Bölüm 21

196 25 7
                                    

"Sana inanamıyorum."

Joonmyeon yüz bininci kez tekrarladı. Pişmandı, ama daha da önemlisi sinirliydi.

"Neden görüştün?"

Diye sordu Yifan Jongin'e. Herkes benim tarafıma geçivermişti. Haneul bile benim Jongin'i aldattığıma inanmıştı. Ama kimse Jongin'in böyle bir şey yapmasına olanak vermemişti.

"Kafam karışıktı."

"Hangi konuda acaba?"

Jongin'i anlıyordum. Gerçekten... o zaten ilk aşkının kardeşim olduğunu bana itiraf etmişti. Tabii ki kafası karışacaktı. Hem benimle kalmak zorunda değildi. Kaderi değiştirmekle uğraşabilirdi. Sehun'la olup, hep hayal ettiği hayatı yaşayabilirdi. Bu kesinlikle bana karşı yapılmış hata sayılmazdı. Beni üzen şey... onun duygularına karşılık verilmemesiydi. Sehun onu az önce bir daha Luhan'ı üzemeyeceksin, onu senden koruyacağım diyerek gitmişti. Ve ben Jongin'in gözlerindeki hayal kırıklığını en derin köşelerimde hissettim. Neden? Diye düşündüm bir an. Neden ben? Chanyeol'le, Kyungsoo'yla, Sehun'la, Jongin'in amcasıyla... hepsiyle karşı karşıyaydım. Sehun beni koruyacağını söylese de... Jongin ile olacaktı. Ve daha sonra... Karşıma geçecekti kaderim. Kim kazanabilir ki zaten sonra? Kim galip gelebilir kaderine?

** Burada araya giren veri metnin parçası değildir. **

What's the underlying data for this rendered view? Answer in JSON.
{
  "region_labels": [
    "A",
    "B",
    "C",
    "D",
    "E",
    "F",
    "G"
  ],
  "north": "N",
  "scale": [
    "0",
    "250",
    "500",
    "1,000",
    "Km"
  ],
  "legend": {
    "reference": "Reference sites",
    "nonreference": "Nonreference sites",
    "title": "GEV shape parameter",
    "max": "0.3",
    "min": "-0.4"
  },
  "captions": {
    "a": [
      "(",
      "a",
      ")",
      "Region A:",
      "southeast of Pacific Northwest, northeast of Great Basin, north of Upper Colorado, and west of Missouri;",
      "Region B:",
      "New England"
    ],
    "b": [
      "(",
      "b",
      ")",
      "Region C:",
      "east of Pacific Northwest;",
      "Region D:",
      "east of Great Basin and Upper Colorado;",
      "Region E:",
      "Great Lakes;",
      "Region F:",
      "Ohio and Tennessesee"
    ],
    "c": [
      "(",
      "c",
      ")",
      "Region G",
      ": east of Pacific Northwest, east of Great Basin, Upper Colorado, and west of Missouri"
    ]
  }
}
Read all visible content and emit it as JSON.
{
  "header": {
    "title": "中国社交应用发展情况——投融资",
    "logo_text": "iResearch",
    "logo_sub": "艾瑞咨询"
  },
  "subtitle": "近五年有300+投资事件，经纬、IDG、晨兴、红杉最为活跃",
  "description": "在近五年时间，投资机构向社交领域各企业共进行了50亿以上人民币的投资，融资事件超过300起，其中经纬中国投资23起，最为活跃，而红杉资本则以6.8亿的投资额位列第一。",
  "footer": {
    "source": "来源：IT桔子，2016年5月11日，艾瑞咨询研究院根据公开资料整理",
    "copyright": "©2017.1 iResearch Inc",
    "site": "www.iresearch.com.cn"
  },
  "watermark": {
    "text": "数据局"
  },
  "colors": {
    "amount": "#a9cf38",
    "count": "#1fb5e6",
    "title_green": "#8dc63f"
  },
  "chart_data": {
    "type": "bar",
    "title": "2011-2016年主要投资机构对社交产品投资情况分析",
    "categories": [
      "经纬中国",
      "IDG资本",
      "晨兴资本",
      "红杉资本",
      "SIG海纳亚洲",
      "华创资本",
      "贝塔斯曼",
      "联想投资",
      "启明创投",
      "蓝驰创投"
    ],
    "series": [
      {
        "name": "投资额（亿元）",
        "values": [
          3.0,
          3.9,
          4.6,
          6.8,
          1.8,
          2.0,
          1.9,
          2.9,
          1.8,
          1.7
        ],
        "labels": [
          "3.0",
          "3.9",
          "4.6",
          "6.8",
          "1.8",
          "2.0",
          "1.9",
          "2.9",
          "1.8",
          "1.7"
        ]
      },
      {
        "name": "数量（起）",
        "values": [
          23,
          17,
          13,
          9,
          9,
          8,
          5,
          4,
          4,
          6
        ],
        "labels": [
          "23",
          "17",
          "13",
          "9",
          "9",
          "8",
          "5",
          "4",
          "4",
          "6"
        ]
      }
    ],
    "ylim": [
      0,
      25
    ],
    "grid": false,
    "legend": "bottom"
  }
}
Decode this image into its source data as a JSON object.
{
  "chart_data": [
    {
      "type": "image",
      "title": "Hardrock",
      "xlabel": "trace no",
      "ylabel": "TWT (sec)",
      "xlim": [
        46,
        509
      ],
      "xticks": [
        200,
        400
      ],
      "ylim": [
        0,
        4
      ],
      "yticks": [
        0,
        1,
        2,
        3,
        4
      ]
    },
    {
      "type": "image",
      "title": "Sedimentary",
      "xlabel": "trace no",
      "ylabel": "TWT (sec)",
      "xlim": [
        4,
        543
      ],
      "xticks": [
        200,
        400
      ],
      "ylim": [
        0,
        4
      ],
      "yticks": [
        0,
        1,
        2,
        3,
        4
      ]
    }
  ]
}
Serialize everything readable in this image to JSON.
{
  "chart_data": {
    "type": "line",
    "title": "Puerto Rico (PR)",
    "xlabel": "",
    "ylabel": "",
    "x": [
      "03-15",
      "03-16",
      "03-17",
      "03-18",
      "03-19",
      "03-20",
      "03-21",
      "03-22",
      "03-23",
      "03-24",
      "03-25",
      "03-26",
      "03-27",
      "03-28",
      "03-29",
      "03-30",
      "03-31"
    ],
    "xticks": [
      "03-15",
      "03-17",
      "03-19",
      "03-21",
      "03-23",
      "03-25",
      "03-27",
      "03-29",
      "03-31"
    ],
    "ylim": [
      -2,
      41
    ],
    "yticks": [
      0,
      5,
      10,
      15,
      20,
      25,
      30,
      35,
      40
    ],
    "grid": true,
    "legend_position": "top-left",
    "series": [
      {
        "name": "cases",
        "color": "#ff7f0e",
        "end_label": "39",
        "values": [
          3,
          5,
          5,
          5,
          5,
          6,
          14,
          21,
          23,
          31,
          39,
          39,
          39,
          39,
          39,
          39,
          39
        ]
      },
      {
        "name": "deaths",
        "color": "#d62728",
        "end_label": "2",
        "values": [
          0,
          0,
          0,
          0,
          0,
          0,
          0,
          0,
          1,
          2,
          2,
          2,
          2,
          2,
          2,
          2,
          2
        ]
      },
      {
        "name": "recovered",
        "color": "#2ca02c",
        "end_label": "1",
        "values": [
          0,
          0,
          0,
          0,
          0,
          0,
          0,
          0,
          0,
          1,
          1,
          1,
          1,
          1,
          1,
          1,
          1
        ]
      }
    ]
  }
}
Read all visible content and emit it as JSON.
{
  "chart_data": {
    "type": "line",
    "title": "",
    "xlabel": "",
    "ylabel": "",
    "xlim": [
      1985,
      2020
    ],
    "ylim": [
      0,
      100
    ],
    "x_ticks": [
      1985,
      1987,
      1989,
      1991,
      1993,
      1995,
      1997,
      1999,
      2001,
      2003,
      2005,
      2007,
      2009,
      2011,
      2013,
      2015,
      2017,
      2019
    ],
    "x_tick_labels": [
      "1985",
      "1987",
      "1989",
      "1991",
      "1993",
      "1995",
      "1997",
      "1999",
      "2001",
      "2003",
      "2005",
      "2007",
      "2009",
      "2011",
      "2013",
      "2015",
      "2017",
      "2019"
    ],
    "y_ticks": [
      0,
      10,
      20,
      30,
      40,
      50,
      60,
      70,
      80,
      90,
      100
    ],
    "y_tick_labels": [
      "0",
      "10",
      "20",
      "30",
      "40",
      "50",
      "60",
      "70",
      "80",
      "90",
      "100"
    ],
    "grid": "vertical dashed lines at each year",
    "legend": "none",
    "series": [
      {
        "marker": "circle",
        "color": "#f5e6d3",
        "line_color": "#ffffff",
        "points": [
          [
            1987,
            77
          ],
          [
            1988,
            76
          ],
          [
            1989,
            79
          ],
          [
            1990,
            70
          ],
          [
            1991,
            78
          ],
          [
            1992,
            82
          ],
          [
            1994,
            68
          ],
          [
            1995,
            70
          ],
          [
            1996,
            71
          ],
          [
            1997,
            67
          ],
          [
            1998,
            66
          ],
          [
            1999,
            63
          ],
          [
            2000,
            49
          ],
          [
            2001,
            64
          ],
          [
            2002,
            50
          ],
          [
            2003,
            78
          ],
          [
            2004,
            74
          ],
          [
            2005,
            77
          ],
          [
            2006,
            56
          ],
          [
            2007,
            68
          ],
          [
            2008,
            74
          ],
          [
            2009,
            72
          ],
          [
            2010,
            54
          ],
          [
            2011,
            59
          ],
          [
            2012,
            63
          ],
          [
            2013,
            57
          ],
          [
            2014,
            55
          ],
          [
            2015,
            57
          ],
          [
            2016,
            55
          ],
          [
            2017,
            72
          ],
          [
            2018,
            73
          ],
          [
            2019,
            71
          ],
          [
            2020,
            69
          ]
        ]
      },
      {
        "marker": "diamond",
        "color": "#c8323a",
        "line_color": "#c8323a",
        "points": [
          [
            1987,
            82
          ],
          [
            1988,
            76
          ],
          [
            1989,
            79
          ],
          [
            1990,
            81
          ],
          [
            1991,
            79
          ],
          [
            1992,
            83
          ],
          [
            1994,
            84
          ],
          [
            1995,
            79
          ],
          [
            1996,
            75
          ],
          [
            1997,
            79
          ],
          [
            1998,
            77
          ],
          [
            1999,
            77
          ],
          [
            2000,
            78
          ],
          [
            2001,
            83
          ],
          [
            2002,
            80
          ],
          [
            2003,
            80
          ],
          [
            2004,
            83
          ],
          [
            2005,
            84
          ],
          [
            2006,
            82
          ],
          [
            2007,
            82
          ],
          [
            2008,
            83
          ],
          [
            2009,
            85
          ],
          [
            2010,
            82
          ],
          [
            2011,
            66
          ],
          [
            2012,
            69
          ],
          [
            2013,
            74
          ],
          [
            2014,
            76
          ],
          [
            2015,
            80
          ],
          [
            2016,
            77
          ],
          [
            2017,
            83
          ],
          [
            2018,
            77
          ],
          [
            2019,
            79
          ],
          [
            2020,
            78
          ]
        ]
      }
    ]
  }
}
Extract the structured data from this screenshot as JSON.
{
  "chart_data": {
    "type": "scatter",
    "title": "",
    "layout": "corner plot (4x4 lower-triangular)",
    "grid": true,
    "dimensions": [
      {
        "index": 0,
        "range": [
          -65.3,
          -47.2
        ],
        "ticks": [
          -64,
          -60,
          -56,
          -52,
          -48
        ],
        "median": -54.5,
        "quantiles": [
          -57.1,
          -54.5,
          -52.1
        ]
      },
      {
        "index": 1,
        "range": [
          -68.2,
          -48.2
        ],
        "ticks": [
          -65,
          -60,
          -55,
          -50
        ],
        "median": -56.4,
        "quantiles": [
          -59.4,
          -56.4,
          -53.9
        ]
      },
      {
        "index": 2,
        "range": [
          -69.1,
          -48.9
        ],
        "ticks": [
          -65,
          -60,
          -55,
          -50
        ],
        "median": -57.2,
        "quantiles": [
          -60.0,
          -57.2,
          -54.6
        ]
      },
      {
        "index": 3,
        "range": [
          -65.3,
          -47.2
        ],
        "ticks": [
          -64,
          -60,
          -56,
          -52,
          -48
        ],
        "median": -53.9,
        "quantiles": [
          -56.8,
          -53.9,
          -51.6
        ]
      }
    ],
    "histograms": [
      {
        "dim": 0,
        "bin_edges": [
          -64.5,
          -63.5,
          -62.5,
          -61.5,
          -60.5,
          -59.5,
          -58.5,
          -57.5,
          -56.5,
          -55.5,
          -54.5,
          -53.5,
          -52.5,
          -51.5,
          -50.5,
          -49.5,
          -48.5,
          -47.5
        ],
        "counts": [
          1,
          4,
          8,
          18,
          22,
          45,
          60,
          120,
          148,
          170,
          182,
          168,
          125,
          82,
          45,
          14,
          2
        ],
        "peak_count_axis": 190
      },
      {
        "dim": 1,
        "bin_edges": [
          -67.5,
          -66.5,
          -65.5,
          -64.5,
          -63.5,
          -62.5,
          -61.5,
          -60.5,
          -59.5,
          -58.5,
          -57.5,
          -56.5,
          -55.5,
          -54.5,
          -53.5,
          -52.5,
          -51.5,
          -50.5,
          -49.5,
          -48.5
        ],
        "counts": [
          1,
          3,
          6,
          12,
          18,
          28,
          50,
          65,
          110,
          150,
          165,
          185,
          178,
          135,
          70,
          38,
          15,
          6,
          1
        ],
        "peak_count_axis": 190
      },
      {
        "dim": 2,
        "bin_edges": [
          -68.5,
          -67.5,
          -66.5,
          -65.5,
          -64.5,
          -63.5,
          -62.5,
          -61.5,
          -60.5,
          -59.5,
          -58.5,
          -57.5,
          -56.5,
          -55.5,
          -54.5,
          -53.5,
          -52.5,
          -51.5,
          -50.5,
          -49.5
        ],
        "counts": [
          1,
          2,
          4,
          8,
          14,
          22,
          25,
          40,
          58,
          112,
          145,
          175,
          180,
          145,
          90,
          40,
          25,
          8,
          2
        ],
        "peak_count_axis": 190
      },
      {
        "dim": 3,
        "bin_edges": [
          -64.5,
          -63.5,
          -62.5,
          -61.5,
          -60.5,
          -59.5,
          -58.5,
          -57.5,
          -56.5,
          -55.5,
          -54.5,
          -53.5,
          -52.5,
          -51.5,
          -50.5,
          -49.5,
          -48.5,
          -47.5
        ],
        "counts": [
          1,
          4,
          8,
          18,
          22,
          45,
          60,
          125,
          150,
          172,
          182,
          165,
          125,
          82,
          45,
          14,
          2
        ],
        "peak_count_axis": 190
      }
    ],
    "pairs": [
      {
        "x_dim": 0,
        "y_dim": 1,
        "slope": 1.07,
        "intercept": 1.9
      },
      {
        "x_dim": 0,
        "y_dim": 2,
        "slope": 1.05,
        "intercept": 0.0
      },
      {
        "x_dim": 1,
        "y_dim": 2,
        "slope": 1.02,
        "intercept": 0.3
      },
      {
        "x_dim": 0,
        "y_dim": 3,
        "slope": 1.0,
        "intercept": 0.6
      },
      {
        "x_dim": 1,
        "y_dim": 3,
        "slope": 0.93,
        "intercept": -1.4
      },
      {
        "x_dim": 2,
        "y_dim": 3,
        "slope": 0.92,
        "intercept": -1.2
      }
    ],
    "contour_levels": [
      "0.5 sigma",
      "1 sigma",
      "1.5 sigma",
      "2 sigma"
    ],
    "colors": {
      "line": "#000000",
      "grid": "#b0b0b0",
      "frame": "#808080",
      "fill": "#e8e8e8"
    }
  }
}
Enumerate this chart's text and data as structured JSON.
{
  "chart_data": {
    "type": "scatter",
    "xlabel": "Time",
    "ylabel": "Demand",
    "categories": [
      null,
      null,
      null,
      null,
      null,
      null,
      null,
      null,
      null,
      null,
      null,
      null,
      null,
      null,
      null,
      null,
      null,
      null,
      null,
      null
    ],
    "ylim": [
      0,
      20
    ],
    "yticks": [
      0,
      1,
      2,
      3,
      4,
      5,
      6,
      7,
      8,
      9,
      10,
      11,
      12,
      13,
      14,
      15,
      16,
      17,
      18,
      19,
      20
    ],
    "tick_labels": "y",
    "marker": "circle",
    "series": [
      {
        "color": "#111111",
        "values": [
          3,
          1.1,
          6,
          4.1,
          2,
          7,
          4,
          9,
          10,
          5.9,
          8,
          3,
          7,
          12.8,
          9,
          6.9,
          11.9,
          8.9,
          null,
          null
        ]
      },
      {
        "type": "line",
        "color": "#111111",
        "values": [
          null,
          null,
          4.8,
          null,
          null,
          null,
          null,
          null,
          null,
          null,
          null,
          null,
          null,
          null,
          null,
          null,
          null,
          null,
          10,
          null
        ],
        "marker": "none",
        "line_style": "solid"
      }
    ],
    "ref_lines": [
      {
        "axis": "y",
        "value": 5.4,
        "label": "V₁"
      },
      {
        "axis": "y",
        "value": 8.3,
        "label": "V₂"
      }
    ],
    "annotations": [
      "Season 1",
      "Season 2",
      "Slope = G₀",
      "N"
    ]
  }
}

"Özür dilerim... gerçekten benim kafam... çok karışık."

Ayağa kalktım ve odaya doğru ilerledim.

"Jongin, gel de uzan. Hastaneden yeni çıktın o koltukta oturmak bile yoruyordur seni şimdi."

Yatağın yorganını açtım, yastıkları düzelttim ve kendim için ayarladığım yeri gözlerimdeki yaşları geri göndermeye çalışarak kaldırdım. Tek kişilik bir yatak haline getirdim çünkü bu olaydan sonra yüzsüzce Jongin'le uyumayacaktım... umarım.

"Luhan, bizimle geliyorsun. Burada kalmana izin veremem."

Joonmyeon sinirle konuştu. Jongin bana baktığında içimdeki o kırgınlık yavaşça daha da belirgin hale geliyordu.

"Sehun bakar sana."

Diye söylendi Yifan. Ama kafamı salladım ve ikisini de reddettim.

"Siz gidebilirsiniz. Ben bakacağım Jongin'e. Hem... Önemli değil."

Haneul Joonmyeon ve Yifan'ı alıp kapıya doğru ilerledi. Bana doğru bakmadan önce Joonmyeon'a bir şeyler anlatıyordu.

"Akşam, ona git."

Diye söyledi. Kimden bahsettiğini anlamadım bile. Sorarcasına ona baktım.

"Ona git ki... kaderinizin ilk adımını at. Seni bekleyecektir. Seni almak için geldi. Seni almadan kimseyi bırakmayacak."

***

Ne yapacağımı şaşırmış halde, kapının önünde bekliyordum. Haneul, Chanyeol'den mi bahsetmişti? Yoksa ben mi yanlış anlamıştım? En sonunda cesaretimi topladım ve evden çıktım. Sahile gitmek aklımda yoktu. Ama onun beni orada beklediğini hissediyordum. Adımlarım gittikçe hızlanıyordu, bir an önce olacaksa olsun ve artık bitsin düşüncesinden midir... Bunalmıştım ne yalan söyleyeyim. Jongin'in bana yalan söyleyip, beni aldatması da son damlaydı sanki. İçim ağzına kadar dolu bir bardaktı ve o son damlayla taşmıştım. Tüm heveslerim akıp gitmişti. Umutlarım, mutluluklarım... Yalnız hissediyordum. Sanki şimdiye kadar yaşadığım her şey bir yalandan ibaretti. Denizin o korkutucu serinliği ve dalgalarının sesiyle vardığımı anladım. Etrafıma bakındım. Kimse yoktu. Geçen seferki gibi oturup bekledim. Aklımdan geçen onca düşünce beynimi ağrıtıyordu ve denizin sesi bu ağrıyı iyice arttırıyordu. Evden çıkmadan önce ağrı kesici almadığıma pişman oldum bir an. Adım sesleri duyduğumda yana doğru döndüm. Sehun'u beklemiyordum.